Sechs Jahre Kern: Image verbessert, Geld verbrannt

Von Susanne Dickstein   14.Mai 2016

Eines ist dem scheidenden ÖBB-Chef und frisch gebackenen Bundeskanzler Christian Kern gelungen: Er hat den Bundesbahnen seinen Stempel aufgedrückt – mehr als seine zahlreichen Vorgänger. Das Unternehmen, das der eloquente Manager seinem Nachfolger hinterlässt, hat seit 2010 einen Imagewandel vollzogen. Raus aus der Schmuddelecke hin zu einem modern anmutenden Konzern. Das sollte aber nicht darüber hinweg- täuschen, dass die ÖBB mehr denn je von den Zuschüssen des Staates abhängig sind. Die ÖBB bleiben eine Baustelle.

Die Bahn sei ein "Wachstumsmodell". Zum fünften Mal hintereinander seien die Zahlen verbessert worden. Dies verkündete ein stolzer Kern bei der Bilanzpressekonferenz vor wenigen Wochen. Der Eindruck mag auf den ersten Blick auch entstehen, zumal die ÖBB laut Geschäftsbericht ein positives Vorsteuerergebnis (EBT) von 193 Millionen Euro ausweisen. Das ist aber nicht so sehr auf Sanierungserfolge zurückzuführen als vielmehr auf eine kreative Darstellung im Bericht.

Auf 200 Seiten wird vor allem eines nach allen Regeln der Kunst verschleiert: Wie viel die Bundesbahnen in Summe an staatlichen Zuschüssen erhalten. Laut VP-Klubobmann Reinhold Lopatka ist der Finanzierungsbedarf in der Ära Kern von 3,7 auf 5,1 Milliarden Euro gestiegen. Summiert man verschiedenste Einzelpositionen im Geschäftsbericht, liegt die öffentliche Finanzierung bei rund 2,7 Milliarden Euro.
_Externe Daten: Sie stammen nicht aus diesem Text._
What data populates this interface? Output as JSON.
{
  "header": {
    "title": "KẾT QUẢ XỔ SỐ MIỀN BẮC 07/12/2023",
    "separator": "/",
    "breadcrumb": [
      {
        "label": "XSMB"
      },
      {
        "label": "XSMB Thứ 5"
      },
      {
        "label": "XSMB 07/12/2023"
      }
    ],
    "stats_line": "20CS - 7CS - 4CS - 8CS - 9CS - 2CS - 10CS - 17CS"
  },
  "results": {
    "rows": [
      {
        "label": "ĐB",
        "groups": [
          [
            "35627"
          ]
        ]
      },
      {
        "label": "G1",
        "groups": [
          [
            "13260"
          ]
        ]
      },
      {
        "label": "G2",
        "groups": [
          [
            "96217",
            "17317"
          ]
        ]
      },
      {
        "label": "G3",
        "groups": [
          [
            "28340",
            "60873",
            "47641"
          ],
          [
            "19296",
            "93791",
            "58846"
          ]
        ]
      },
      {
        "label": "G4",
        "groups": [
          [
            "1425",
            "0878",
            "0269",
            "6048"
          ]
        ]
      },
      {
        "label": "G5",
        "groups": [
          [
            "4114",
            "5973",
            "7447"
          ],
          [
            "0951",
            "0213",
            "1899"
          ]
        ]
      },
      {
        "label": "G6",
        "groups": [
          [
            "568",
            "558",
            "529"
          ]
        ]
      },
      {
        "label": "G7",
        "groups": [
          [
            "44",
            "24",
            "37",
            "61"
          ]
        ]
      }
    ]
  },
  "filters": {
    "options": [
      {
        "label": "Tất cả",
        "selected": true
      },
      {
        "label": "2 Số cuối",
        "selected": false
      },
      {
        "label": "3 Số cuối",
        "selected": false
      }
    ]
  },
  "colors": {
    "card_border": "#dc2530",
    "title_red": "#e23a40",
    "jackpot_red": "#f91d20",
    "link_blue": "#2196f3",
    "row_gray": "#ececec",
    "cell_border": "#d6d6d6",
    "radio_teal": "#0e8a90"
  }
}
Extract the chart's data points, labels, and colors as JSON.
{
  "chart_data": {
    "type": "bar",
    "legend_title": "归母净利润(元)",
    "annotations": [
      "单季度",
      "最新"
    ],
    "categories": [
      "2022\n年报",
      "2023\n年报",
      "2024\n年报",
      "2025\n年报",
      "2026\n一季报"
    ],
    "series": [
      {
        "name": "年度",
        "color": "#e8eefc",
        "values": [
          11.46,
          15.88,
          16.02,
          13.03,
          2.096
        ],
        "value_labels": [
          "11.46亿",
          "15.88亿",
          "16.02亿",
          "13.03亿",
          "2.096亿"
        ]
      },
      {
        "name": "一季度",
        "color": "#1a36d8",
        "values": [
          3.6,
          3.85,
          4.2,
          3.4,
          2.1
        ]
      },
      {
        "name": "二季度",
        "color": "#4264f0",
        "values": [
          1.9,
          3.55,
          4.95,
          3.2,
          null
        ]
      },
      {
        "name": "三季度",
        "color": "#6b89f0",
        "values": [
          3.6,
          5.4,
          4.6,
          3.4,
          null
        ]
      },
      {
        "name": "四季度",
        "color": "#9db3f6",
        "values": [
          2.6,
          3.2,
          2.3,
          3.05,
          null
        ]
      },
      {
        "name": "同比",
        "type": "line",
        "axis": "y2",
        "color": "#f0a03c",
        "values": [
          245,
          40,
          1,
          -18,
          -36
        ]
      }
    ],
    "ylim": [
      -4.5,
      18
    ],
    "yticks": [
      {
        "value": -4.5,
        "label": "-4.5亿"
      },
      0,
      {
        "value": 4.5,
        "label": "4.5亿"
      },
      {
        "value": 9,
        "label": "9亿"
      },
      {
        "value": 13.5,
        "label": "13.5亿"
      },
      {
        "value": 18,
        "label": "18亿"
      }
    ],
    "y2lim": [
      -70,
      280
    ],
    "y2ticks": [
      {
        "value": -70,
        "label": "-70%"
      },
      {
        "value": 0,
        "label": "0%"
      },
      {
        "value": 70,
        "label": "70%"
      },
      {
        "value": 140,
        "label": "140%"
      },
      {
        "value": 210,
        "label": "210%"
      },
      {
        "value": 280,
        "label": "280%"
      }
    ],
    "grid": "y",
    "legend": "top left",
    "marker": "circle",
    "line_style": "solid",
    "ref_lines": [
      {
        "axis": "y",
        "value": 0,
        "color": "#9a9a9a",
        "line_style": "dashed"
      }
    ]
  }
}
So ist allein im Umsatz von 5,2 Milliarden Euro eine Milliarde Euro Beitrag des Bundes gemäß §42 Bundesbahngesetz für den Betrieb der Infrastruktur enthalten. In den sonstigen betrieblichen Erträgen finden sich weitere 634 Millionen Euro Zuschüsse für die Infrastruktur. Den durch Zuschüsse aufgefetteten Gesamterträgen von 6,3 Milliarden Euro stehen 5,5 Milliarden Euro an Gesamtaufwand gegenüber. Allein Personalaufwand, hohe Abschreibungen aufgrund der Investitionen und enorme Zinsaufwendungen bilden einen Fixkostenblock von rund vier Milliarden Euro. Die Eigenkapitalquote liegt bei mickrigen sieben Prozent. Und die Konzern-Geldfluss-Rechnung weist einen negativen Free-Cash-Flow von 565 Millionen Euro aus. Mit anderen Worten: Die ÖBB investieren deutlich mehr, als sie sich trotz aller Zuschüsse leisten können.

Dies ist freilich nur bedingt dem scheidenden ÖBB-Chef Kern anzukreiden, schließlich sind die massiven Investitionen auf Regierungsbeschlüsse zurückzuführen. Egal wie der ÖBB-Chef heißen mag, er muss die Anforderungen und Wünsche seines Eigentümers umsetzen.

"Die ÖBB haben einen staatlichen Auftrag. Das Unternehmen rein nach klassischen betriebswirtschaftlichen Kriterien zu bewerten, wäre unfair. Würde man es dennoch tun, würde ich mir aber Sorgen machen", resümiert Heimo Losbichler, Professor für Controlling, Rechnungswesen und Finanzmanagement an der FH Steyr.

Vergangenen Herbst hat der ÖBB-Aufsichtsrat die von Kern präsentierte Strategie 2020 abgesegnet. Sie sieht einen Anstieg bei den Fahrgästen auf 500 Millionen (derzeit 459 Millionen) und beim Frachtaufkommen auf 150 Millionen Tonnen (zuletzt 109 Millionen) vor. Diese Vorgaben sind aber vergleichsweise unsportlich, nimmt man die Herausforderungen, vor denen der scheidende ÖBB-Chef als Neo-Kanzler steht.